Solution 1: Aircraft in Earth’s Magnetic Field
1. Analysis of Motional EMF:
When an aircraft flies horizontally, its wings cut the vertical component of the Earth’s magnetic field ($B_v$). This creates a motional electromotive force (EMF) across the wingtips.
The magnitude of this induced voltage is given by:
$$ \varepsilon = B_v \cdot L \cdot v $$Where:
- $B_v$ is the vertical component of Earth’s magnetic field.
- $L$ is the wingspan (length of the conductor).
- $v$ is the speed of the aircraft.
Thus, a voltage will be induced across the wings. One wingtip will be at a higher potential than the other.
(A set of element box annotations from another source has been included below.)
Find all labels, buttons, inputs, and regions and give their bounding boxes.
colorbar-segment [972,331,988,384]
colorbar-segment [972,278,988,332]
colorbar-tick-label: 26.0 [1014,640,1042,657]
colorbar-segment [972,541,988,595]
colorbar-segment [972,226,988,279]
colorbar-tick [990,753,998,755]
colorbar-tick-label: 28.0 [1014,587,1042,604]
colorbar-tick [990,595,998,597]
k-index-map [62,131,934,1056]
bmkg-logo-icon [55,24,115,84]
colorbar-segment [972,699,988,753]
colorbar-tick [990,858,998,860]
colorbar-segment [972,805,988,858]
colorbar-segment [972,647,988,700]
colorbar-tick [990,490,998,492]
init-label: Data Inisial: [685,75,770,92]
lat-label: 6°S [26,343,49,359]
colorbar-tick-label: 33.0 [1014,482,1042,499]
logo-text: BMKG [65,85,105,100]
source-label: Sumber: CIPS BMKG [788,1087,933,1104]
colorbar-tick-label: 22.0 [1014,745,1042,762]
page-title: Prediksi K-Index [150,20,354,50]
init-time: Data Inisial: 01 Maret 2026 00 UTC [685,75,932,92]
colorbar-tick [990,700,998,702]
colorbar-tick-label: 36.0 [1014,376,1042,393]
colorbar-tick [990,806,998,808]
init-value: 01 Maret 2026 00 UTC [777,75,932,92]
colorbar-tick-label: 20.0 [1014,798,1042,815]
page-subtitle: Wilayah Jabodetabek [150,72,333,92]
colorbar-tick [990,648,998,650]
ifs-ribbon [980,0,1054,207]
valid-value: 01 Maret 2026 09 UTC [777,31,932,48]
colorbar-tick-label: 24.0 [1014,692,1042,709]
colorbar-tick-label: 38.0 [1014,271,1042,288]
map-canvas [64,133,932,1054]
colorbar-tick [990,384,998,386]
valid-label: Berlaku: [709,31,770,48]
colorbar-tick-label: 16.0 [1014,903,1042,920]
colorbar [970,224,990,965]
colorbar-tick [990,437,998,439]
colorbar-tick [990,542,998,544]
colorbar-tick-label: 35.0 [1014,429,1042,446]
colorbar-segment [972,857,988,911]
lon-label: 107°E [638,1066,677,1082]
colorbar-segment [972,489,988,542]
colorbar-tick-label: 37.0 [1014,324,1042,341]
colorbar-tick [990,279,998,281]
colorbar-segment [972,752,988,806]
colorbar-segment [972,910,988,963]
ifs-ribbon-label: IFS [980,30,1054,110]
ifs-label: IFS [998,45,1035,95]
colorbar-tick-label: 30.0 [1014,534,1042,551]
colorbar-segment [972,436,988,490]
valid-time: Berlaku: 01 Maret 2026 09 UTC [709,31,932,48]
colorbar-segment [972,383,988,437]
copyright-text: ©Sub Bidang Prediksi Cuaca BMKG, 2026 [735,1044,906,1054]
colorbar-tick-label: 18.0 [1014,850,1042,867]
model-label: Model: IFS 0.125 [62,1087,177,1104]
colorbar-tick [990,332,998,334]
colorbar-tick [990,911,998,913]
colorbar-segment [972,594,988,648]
Figure 1: The wing acts as a battery, but the connected circuit moves with it through the uniform field.
2. Will the bulb glow?
For the electric bulb to glow, a steady current must flow through its filament. A current requires a net electromotive force (EMF) around the closed loop formed by the wings and the connecting wires.
Consider the closed loop formed by the wing and the external wire connecting the bulb:
- The entire system (wing + wires + bulb) is moving with the same velocity $v$ through a uniform magnetic field.
- The magnetic flux $\Phi_B$ passing through this loop is constant because the magnetic field $B$ is uniform and the area of the loop is not changing.
According to Faraday’s Law of Induction:
$$ \varepsilon_{\text{net}} = -\frac{d\Phi_B}{dt} $$Since $\Phi_B$ is constant, $\frac{d\Phi_B}{dt} = 0$. Therefore, the net EMF in the loop is zero, and no current flows.
Conclusion: While a potential difference exists across the wingtips (due to motional EMF), there is no net EMF to drive current through the bulb circuit because the connecting wires act as identical “batteries” opposing the wing’s EMF.